When I heard that God calls us to live life together it has always been easy for me to immediately think of a romantic relationship. However, this season post-divorce has taught me what authentic friendships are. That friendship is where true love can lie. I used to feel that I had a hard time connecting to people. That I was never really seen. It was this belief that I held deep to my heart. It started when I was young and was a coping mechanism to prevent people from hurting me by leaving. Then when I went to college and got involved with a college ministry I felt like no one really cared about me. I fell into a depression that stuck around for several years. When I stopped showing up and no one reached out to see what was up I took that as validation that no one knew me and they did not care (which was not the case).
So when I moved to a new city where I knew NO ONE and unsure how to make real friends I was terrified. You see moving to the city is something that I have wanted to do for as long as I can remember. So while I was reeling over the fact it was coming true the idea of not being seen kept coming back. Now its been a little over a year when Jesus met me down on the pier at 2 am. He hugged me and met me where I was in my brokenness and feeling so lost. He told me that He loved me. That I was His daughter and that I was right where He wanted me to be. That was the first moment that I knew I needed to get serious about my relationship with Jesus. Over the next several months since that I night I got rebaptized, I met some of my closest wisest friends and I learned what living a life surrendered over to God could look like. Now don’t get me wrong I am not perfect and there are still days that I struggle. Through the relationship with Jesus, I learned that to have authentic, deep loving friendships that I needed to also be authentic. I never imagined that God would completely change me at that moment. That the friendships that I am currently growing and so so thankful for are just another way that He shows me that I am loved. That I am SEEN.
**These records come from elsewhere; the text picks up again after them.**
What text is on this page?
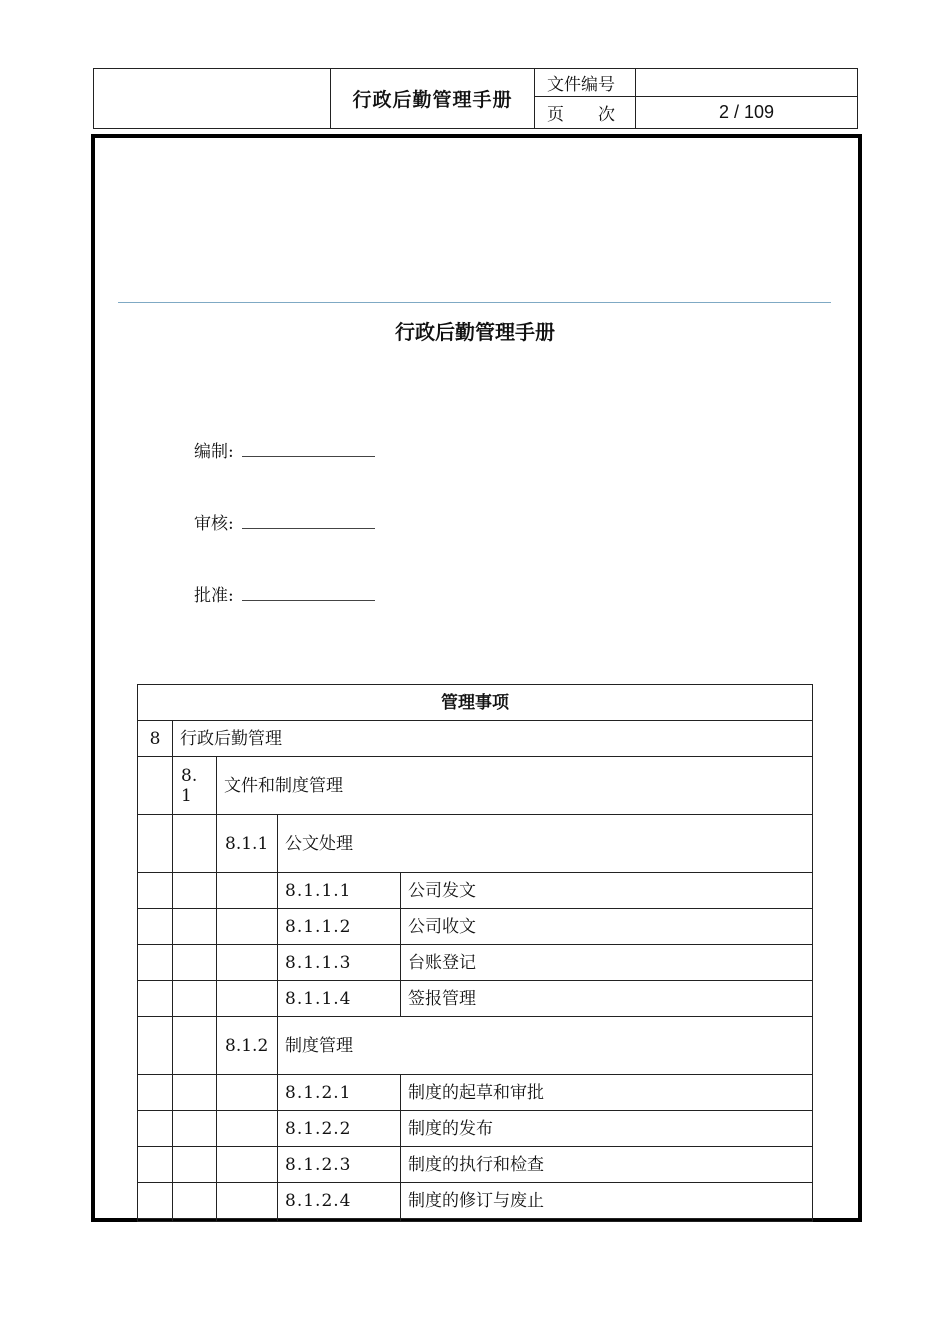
	行政后勤管理手册	文件编号	
		页　　次	2 / 109
行政后勤管理手册
编制:
审核:
批准:
管理事项				
8	行政后勤管理			
	8.1	文件和制度管理		
		8.1.1	公文处理	
			8.1.1.1	公司发文
			8.1.1.2	公司收文
			8.1.1.3	台账登记
			8.1.1.4	签报管理
		8.1.2	制度管理	
			8.1.2.1	制度的起草和审批
			8.1.2.2	制度的发布
			8.1.2.3	制度的执行和检查
			8.1.2.4	制度的修订与废止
Now that I am moving back to Texas I can feel a little fear. The enemy is attacking trying to keep me from what God has planned. I am learning now what it means to fight under spiritual attack with the HELP from other believers. I know that others also struggle with this idea of being seen, heard, and known. I pray that God meets you in your pain and comforts you. I pray that you can feel overwhelming peace knowing that He loves you and His graces covers you. That people do love you, see you, and know you. Something I have felt heavy on my heart is being there authentically for people. Growing and caring. I would love to have coffee (in person or virtual) and get to know you. You are not meant to do life alone.